North Korea has cloned Shin Ramyun and Buldak to export to China. Courtesy of Ji Young-jun

North Korea has cloned Shin Ramyun and Buldak to export to China. Courtesy of Ji Young-jun

He continued, "I’m not claiming it’s a health food, but its socioeconomic value as a meal you can have for less than a dollar is immense. Countless professionals in the Korean noodle industry are working tirelessly at this very moment to develop high-quality, delicious products at low prices. I hope global consumers recognize the massive role it has played in stabilizing food security and living costs worldwide."

Next big thing after 'Buldak'

For international consumers looking for the next big thing after Buldak, Ji recommended Korea's new fusion pasta and spaghetti lines. Innovations like Samyang’s Tangle pasta series, Nongshim’s Shin Ramyun Toomba and rose flavors, and Paldo's ARIH Modern Noodle series (developed in collaboration with BTS) showcase the industry's versatility.

"To appeal to international consumers, the Korean instant noodle industry is taking on familiar western favorites like pasta and spaghetti. The resulting products are surprisingly delicious and boast remarkably high quality," he said.

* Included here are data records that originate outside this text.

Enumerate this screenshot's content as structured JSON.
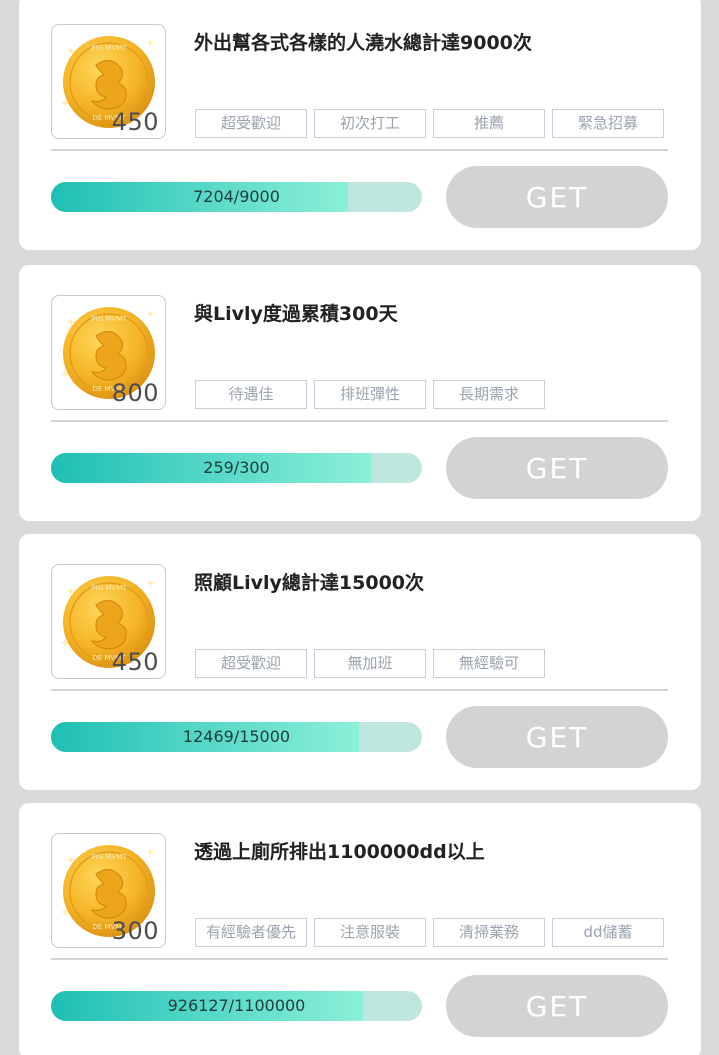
{
  "colors": {
    "background": "#dadada",
    "card": "#ffffff",
    "progress_start": "#1ebfb5",
    "progress_end": "#8cf0d8",
    "progress_track": "#bfe6de",
    "button_disabled": "#d3d3d3",
    "coin_gold": "#f5b526"
  },
  "missions": [
    {
      "reward": "450",
      "title": "外出幫各式各樣的人澆水總計達9000次",
      "tags": [
        "超受歡迎",
        "初次打工",
        "推薦",
        "緊急招募"
      ],
      "progress_text": "7204/9000",
      "progress_fraction": 0.8004,
      "button_label": "GET"
    },
    {
      "reward": "800",
      "title": "與Livly度過累積300天",
      "tags": [
        "待遇佳",
        "排班彈性",
        "長期需求"
      ],
      "progress_text": "259/300",
      "progress_fraction": 0.8633,
      "button_label": "GET"
    },
    {
      "reward": "450",
      "title": "照顧Livly總計達15000次",
      "tags": [
        "超受歡迎",
        "無加班",
        "無經驗可"
      ],
      "progress_text": "12469/15000",
      "progress_fraction": 0.8313,
      "button_label": "GET"
    },
    {
      "reward": "300",
      "title": "透過上廁所排出1100000dd以上",
      "tags": [
        "有經驗者優先",
        "注意服裝",
        "清掃業務",
        "dd儲蓄"
      ],
      "progress_text": "926127/1100000",
      "progress_fraction": 0.8419,
      "button_label": "GET"
    }
  ]
}
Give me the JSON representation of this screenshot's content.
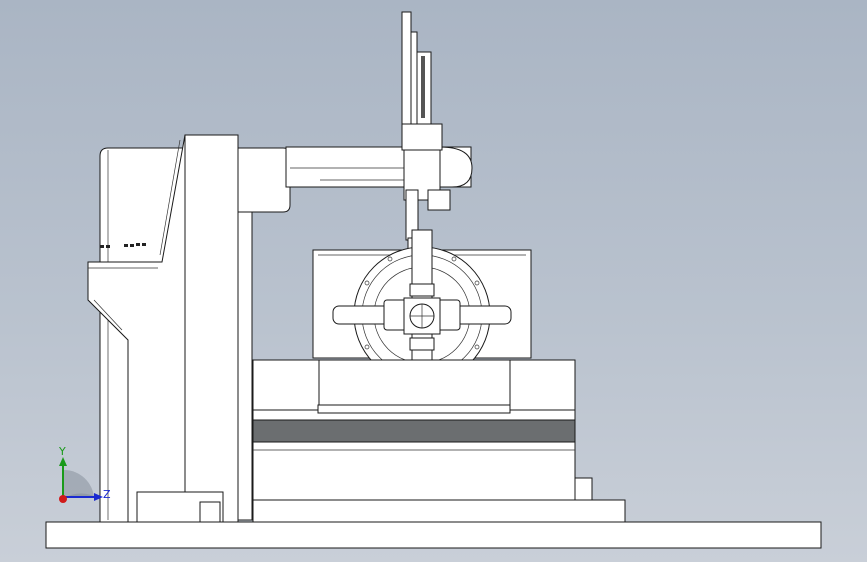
{
  "triad": {
    "y_label": "Y",
    "z_label": "Z",
    "y_color": "#1a9a1a",
    "z_color": "#1a2ad0",
    "origin_color": "#d01a1a"
  },
  "colors": {
    "background_top": "#aab5c4",
    "background_bottom": "#c9cfd8",
    "line": "#1a1a1a",
    "part_fill": "#ffffff",
    "band_fill": "#6b6e70"
  }
}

Looking ahead, Ji is focused on turning a simple comfort food into a lasting cultural legacy. He envisions building an official museum and hopes to establish a dedicated department at a university to give the industry a proper academic foundation.

His goal is to ensure that instant noodles are recognized not just as a quick meal, but as a significant piece of modern culture. "Even ten or twenty years from now, I want to be actively working to share the true value and charm of noodles with the world," Ji said.